As soon as the Denver car had gone with Mother and Elizabeth on it, I drove home as fast as I could. Philip was all right, and nobody had come to the house, so we took the big basket out and lifted it into the wagon. Then, after I’d said good by to Ducklegs and King, I dropped the new curtain over the front of my rabbit hutch and we drove down to Main Street. I didn’t want to say good-by to Lady. I wrapped the lines around the whipsocket and just stood by her head till the streetcar came. Then I told her Mr. Batchlett would be good to her, patted her on the neck, and clucked to her.
Philip and I had trouble finding the others when we got to the Denver Union Depot. They were all huddled in the darkest corner of the waiting room, and Mother was so nervous she couldn’t keep her hands still. Elizabeth was crying, and Muriel and Hal looked scared to death. They were whimpering, and it was all Grace could do to keep them from crying out loud.
As Philip and I came up, Mother whispered, “Sit right down here and keep quiet; we can’t have anything go wrong right here at the last minute.

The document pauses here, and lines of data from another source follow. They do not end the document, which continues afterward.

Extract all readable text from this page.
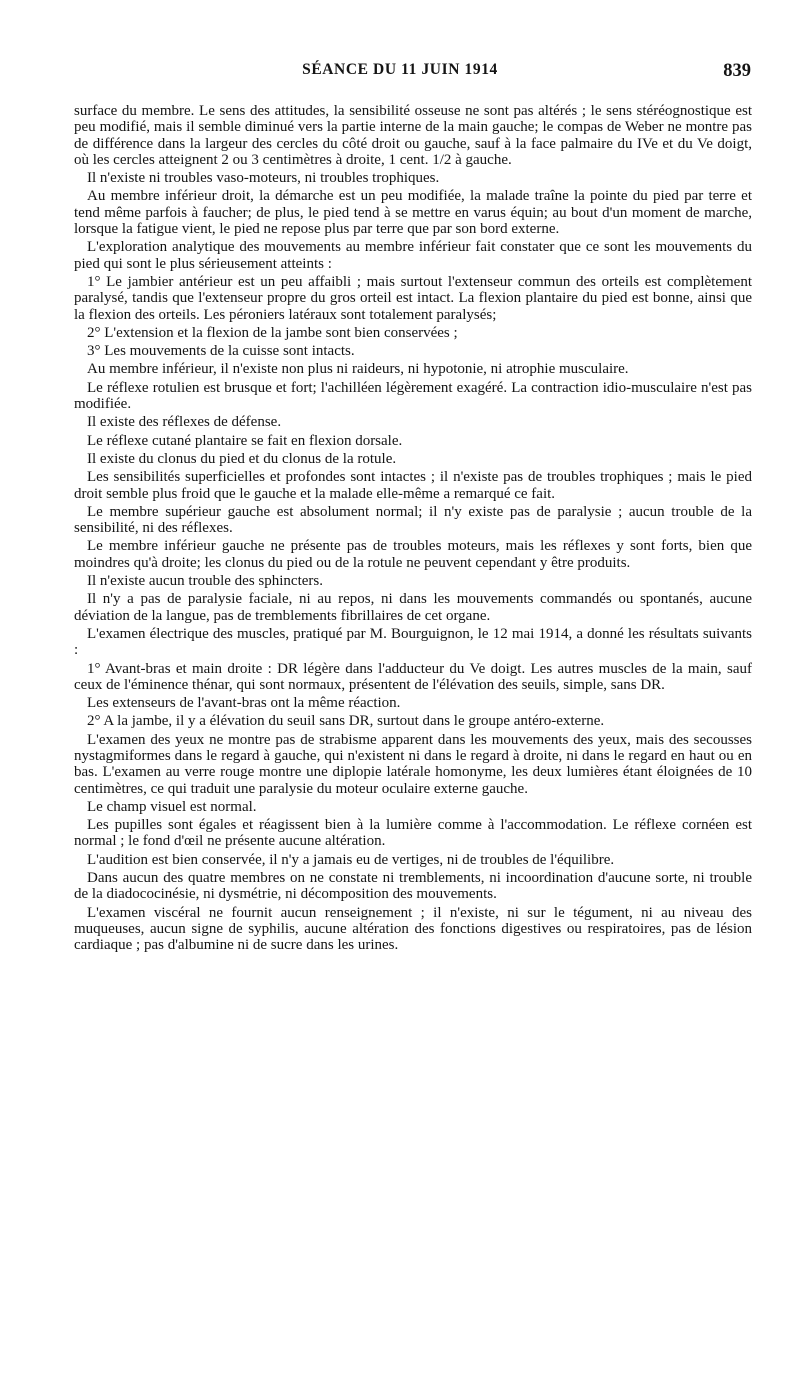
SÉANCE DU 11 JUIN 1914	839

surface du membre. Le sens des attitudes, la sensibilité osseuse ne sont pas altérés ; le sens stéréognostique est peu modifié, mais il semble diminué vers la partie interne de la main gauche; le compas de Weber ne montre pas de différence dans la largeur des cercles du côté droit ou gauche, sauf à la face palmaire du IVe et du Ve doigt, où les cercles atteignent 2 ou 3 centimètres à droite, 1 cent. 1/2 à gauche.

Il n'existe ni troubles vaso-moteurs, ni troubles trophiques.

Au membre inférieur droit, la démarche est un peu modifiée, la malade traîne la pointe du pied par terre et tend même parfois à faucher; de plus, le pied tend à se mettre en varus équin; au bout d'un moment de marche, lorsque la fatigue vient, le pied ne repose plus par terre que par son bord externe.

L'exploration analytique des mouvements au membre inférieur fait constater que ce sont les mouvements du pied qui sont le plus sérieusement atteints :

1° Le jambier antérieur est un peu affaibli ; mais surtout l'extenseur commun des orteils est complètement paralysé, tandis que l'extenseur propre du gros orteil est intact. La flexion plantaire du pied est bonne, ainsi que la flexion des orteils. Les péroniers latéraux sont totalement paralysés;

2° L'extension et la flexion de la jambe sont bien conservées ;

3° Les mouvements de la cuisse sont intacts.

Au membre inférieur, il n'existe non plus ni raideurs, ni hypotonie, ni atrophie musculaire.

Le réflexe rotulien est brusque et fort; l'achilléen légèrement exagéré. La contraction idio-musculaire n'est pas modifiée.

Il existe des réflexes de défense.

Le réflexe cutané plantaire se fait en flexion dorsale.

Il existe du clonus du pied et du clonus de la rotule.

Les sensibilités superficielles et profondes sont intactes ; il n'existe pas de troubles trophiques ; mais le pied droit semble plus froid que le gauche et la malade elle-même a remarqué ce fait.

Le membre supérieur gauche est absolument normal; il n'y existe pas de paralysie ; aucun trouble de la sensibilité, ni des réflexes.

Le membre inférieur gauche ne présente pas de troubles moteurs, mais les réflexes y sont forts, bien que moindres qu'à droite; les clonus du pied ou de la rotule ne peuvent cependant y être produits.

Il n'existe aucun trouble des sphincters.

Il n'y a pas de paralysie faciale, ni au repos, ni dans les mouvements commandés ou spontanés, aucune déviation de la langue, pas de tremblements fibrillaires de cet organe.

L'examen électrique des muscles, pratiqué par M. Bourguignon, le 12 mai 1914, a donné les résultats suivants :

1° Avant-bras et main droite : DR légère dans l'adducteur du Ve doigt. Les autres muscles de la main, sauf ceux de l'éminence thénar, qui sont normaux, présentent de l'élévation des seuils, simple, sans DR.

Les extenseurs de l'avant-bras ont la même réaction.

2° A la jambe, il y a élévation du seuil sans DR, surtout dans le groupe antéro-externe.

L'examen des yeux ne montre pas de strabisme apparent dans les mouvements des yeux, mais des secousses nystagmiformes dans le regard à gauche, qui n'existent ni dans le regard à droite, ni dans le regard en haut ou en bas. L'examen au verre rouge montre une diplopie latérale homonyme, les deux lumières étant éloignées de 10 centimètres, ce qui traduit une paralysie du moteur oculaire externe gauche.

Le champ visuel est normal.

Les pupilles sont égales et réagissent bien à la lumière comme à l'accommodation. Le réflexe cornéen est normal ; le fond d'œil ne présente aucune altération.

L'audition est bien conservée, il n'y a jamais eu de vertiges, ni de troubles de l'équilibre.

Dans aucun des quatre membres on ne constate ni tremblements, ni incoordination d'aucune sorte, ni trouble de la diadococinésie, ni dysmétrie, ni décomposition des mouvements.

L'examen viscéral ne fournit aucun renseignement ; il n'existe, ni sur le tégument, ni au niveau des muqueuses, aucun signe de syphilis, aucune altération des fonctions digestives ou respiratoires, pas de lésion cardiaque ; pas d'albumine ni de sucre dans les urines.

Ralph, would you go and find out which car is ours? It might be best if you just asked the gateman for the tourist car on the train that goes to Omaha.”
When I came back and told Mother that ours was next to the end car on track four, she picked Elizabeth up and started for the gate. She didn’t hurry, but she held her head up high and kept her face straight forward. Philip and I followed with the basket, and Grace brought the other children with their bundles.
It was at least ten minutes after we got on before the train started. All that time Mother was so nervous she seemed ready to fly, and she jumped every time a man spoke behind her. None of us said a word, and I think we all were as jumpy inside as Mother was—though Grace and I were the only ones who knew there was any reason to be.
When at last the wheels began to turn, it was as though something had shut the electricity off from Mother’s nerves. She just leaned back in her seat, closed her eyes, and looked tireder and older than I’d ever seen her look.
After a few minutes Muriel said, “Mother, won’t you say us just one piece?”
Mother didn’t open her eyes, but she opened the comforting book of her memory and put together the lines that we needed as she read: “The Lord shall preserve thy going out and thy coming in from this time forth, and even forevermore. And He shall give His angels charge concerning thee, to keep thee; and in their hands they shall bear thee up, lest at any time thou dash thy foot against a stone.”